Qual a diferença entre a Luizianne que entrou na prefeitura em 2005 e a que sai agora em 2012?

Luizianne - Mais madura no sentido da compreensão de todo esse processo. O Executivo é um poder muito duro. Eu fui oito anos parlamentar e estive oito anos no Executivo, e o Executivo é incomparável no sentido de ser muito duro como poder mesmo. São várias decisões a serem tomadas, os conflitos sociais que você tem que estar o tempo todo se posicionando, é preciso ser muito forte. Por isso, é impossível você sair do mesmo jeito.  Hoje eu me sinto preparada pra qualquer coisa, depois que eu passei por isso.

(...)

Qual a mensagem que a senhora deixa como prefeita numa última entrevista como prefeita?

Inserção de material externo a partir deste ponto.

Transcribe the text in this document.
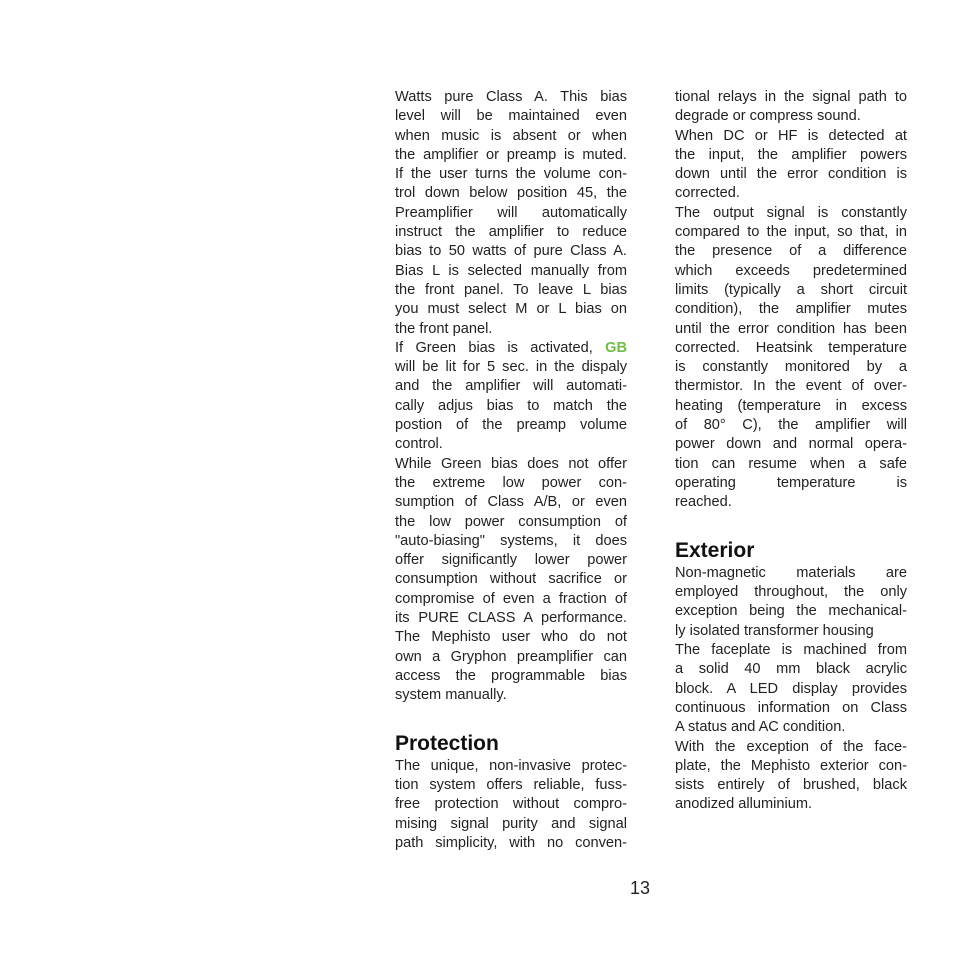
Watts pure Class A. This bias
level will be maintained even
when music is absent or when
the amplifier or preamp is muted.
If the user turns the volume con-
trol down below position 45, the
Preamplifier will automatically
instruct the amplifier to reduce
bias to 50 watts of pure Class A.
Bias L is selected manually from
the front panel. To leave L bias
you must select M or L bias on
the front panel.
If Green bias is activated, GB
will be lit for 5 sec. in the dispaly
and the amplifier will automati-
cally adjus bias to match the
postion of the preamp volume
control.
While Green bias does not offer
the extreme low power con-
sumption of Class A/B, or even
the low power consumption of
"auto-biasing" systems, it does
offer significantly lower power
consumption without sacrifice or
compromise of even a fraction of
its PURE CLASS A performance.
The Mephisto user who do not
own a Gryphon preamplifier can
access the programmable bias
system manually.
Protection
The unique, non-invasive protec-
tion system offers reliable, fuss-
free protection without compro-
mising signal purity and signal
path simplicity, with no conven-
tional relays in the signal path to
degrade or compress sound.
When DC or HF is detected at
the input, the amplifier powers
down until the error condition is
corrected.
The output signal is constantly
compared to the input, so that, in
the presence of a difference
which exceeds predetermined
limits (typically a short circuit
condition), the amplifier mutes
until the error condition has been
corrected. Heatsink temperature
is constantly monitored by a
thermistor. In the event of over-
heating (temperature in excess
of 80° C), the amplifier will
power down and normal opera-
tion can resume when a safe
operating temperature is
reached.
Exterior
Non-magnetic materials are
employed throughout, the only
exception being the mechanical-
ly isolated transformer housing
The faceplate is machined from
a solid 40 mm black acrylic
block. A LED display provides
continuous information on Class
A status and AC condition.
With the exception of the face-
plate, the Mephisto exterior con-
sists entirely of brushed, black
anodized alluminium.
13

Luizianne - Primeiro, que eu saio com o coração alegre, porque eu saio com o sentimento de dever cumprido. Fiz um governo onde procurei dar o máximo de mim, principalmente do ponto de vista ético. Saio sem nenhum tipo de escândalo nem nada que me envergonhe, muito pelo contrário. Em oito anos, fiz as coisas direito e saio do jeito que eu entrei. Isso é um motivo de alegria muito grande. E fiz tudo o que eu podia, me dediquei mesmo a essa cidade. De corpo e alma. A única coisa que eu queria é que as pessoas entendessem que essa cidade não pode dar nem um passo pra trás, em nenhum aspecto. Porque os passos mais difíceis foram dados. Agora a cidade tem que cobrar mais conquistas ainda. Tenho um amor grandioso por essa cidade, sou apaixonada por Fortaleza. Nunca sai daqui pra morar fora, vivi minha vida toda aqui. Isso porque acredito nessa cidade, no potencial do povo, no potencial econômico e turístico dessa cidade, acredito na nossa Fortaleza. Saio acima de tudo com sentimento de dever cumprido. Tudo o que podia ter sido feito eu fiz. Fiz até coisa demais, tanto que não deu tempo de terminar. Não pequei por omissão, mas por excesso. E isso só me deixa muito orgulhosa e feliz, além de grata à metade da cidade que, oito anos depois, compreendeu a nossa luta e foi lá e marcou a diferença votando no candidato do PT para dar continuidade ao nosso projeto. Ou seja, pelo menos metade da cidade queria a continuidade do projeto. E isso pra mim é motivo de muita alegria e só aumenta meu carinho por essa cidade.